18 USC 242 is of particular note, in that it covers the deprivation of any right, etc, under the color of any law....
ANY law. It doesn't say any law of the United States, nor does it exempt the law of any state or political subdivision thereof. It simply says "...
any law,...".
Here is one where the Court got it very wrong: In U. S. v. Cruikshank, the SCOTUS said, "The Second Amendment declares that it shall not be infringed; but this,
as has been seen, means no more than that it shall not be infringed by Congress.(and does not bind the states)" (italics mine.) The SCOTUS has gotten this wrong. Nowhere in the Second Amendment does it say that the said Second Amendment applies to the federal government alone. The statement I italicized refers to previous decisions and the SCOTUS in this instance accepted that statement carte blanc.
The logic is simple here. How can anyone say that the only source of tyranny would come on the federal level? It is patently and provably FALSE! The tyranny the slaves lived under...Pardon me...Existed under was at the STATE level!
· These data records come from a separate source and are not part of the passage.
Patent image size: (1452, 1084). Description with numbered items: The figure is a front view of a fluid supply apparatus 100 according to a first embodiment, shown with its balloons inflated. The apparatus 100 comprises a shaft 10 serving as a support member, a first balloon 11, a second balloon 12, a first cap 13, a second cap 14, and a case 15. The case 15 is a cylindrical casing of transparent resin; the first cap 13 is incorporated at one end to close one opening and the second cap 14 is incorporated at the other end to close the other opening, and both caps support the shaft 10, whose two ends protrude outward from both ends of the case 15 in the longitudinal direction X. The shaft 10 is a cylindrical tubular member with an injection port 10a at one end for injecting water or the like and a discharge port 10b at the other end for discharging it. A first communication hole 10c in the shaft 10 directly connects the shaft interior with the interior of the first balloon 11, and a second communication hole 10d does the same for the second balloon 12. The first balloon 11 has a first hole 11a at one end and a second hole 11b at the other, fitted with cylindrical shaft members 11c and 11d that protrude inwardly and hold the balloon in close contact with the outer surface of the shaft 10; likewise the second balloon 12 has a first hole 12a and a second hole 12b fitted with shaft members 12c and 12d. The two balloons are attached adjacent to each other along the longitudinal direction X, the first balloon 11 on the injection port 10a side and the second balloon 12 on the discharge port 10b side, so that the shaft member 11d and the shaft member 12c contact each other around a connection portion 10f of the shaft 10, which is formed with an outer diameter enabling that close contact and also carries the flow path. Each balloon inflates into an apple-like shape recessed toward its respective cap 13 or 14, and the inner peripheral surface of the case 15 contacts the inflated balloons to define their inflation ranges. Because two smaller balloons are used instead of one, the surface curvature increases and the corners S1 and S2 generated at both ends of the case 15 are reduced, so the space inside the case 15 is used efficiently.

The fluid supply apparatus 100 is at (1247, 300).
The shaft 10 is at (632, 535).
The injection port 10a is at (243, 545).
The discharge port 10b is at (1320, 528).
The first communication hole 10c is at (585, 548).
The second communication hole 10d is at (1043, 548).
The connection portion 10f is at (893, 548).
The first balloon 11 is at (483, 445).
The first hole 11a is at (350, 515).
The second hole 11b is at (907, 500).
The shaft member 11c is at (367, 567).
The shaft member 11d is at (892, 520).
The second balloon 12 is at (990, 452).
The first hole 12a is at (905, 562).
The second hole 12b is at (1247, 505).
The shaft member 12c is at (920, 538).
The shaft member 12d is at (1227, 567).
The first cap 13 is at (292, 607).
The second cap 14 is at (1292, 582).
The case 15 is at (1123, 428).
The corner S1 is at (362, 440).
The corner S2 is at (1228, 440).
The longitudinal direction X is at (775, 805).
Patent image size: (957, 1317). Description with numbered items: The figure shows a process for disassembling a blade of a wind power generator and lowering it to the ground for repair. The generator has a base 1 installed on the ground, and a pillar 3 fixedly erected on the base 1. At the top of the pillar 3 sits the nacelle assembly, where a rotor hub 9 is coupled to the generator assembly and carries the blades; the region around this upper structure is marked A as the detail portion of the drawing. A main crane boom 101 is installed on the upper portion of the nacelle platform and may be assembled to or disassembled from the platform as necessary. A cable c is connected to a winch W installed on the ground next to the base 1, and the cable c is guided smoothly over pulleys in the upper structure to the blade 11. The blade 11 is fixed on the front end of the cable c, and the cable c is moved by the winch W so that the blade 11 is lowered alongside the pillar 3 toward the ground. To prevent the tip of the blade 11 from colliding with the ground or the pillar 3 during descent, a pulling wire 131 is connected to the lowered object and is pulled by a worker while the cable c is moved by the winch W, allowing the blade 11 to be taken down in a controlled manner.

Don't anyone give me the argument that the slaves were not considered to be people, either. Sodamn Hinsane didn't consider the Kurds as people. Sodamn Hinsane was a tyrant. Ipso facto! In my opinion, the
Cruikshank decision purposely avoided the application of the Second Amendment to the states because, in 1875, the SCOTUS didn't have the guts to force the states to adhere to the Constitution.
Further, the SCOTUS contradicted itself in Cruikshank in that it stated that the rights enumerated in the Constitution are preexisting to the Constitution but ignored the fact that those same rights are preexisting to the states as well! The illogic of this boggles my mind. How could the founding fathers have recognized the Right to Keep and Bear Arms, placed protection of it in the Constitution, and done so only as an academic exercise? Every citizen of this country is a citizen of a state. It is pure fallacy to claim a preexisting right, protected by the Constitution for the security of the people, cannot be protected from infringement by the states by that same Constitution that all states agreed to adhere to!
There is much more along these same lines, but space and time won't allow all of it to be printed here.
Woody
"I pledge allegiance to the rights that made and keep me free. I will preserve and defend those rights for all who live in this nation, founded on the belief and principles that those rights are inalienable and essential to the pursuit and preservation of life, liberty, and happiness." B.E.Wood
gc70 said:
The US Constitution defines: the structure of the national government; the powers given to the national government by the states; and, the powers denied to the national government. Some people thought 'natural' rights (i.e. freedom of speech) were so obvious and generally recognized that they did not have to be specifically mentioned in the US Constitution. Others insisted on the adoption of the Bill of Rights to spell out limits on the national government's ability to interfere with 'natural' rights.
Was it a faux pas or did you purposefully omit the fact that there are powers forbidden to the states in the Constitution?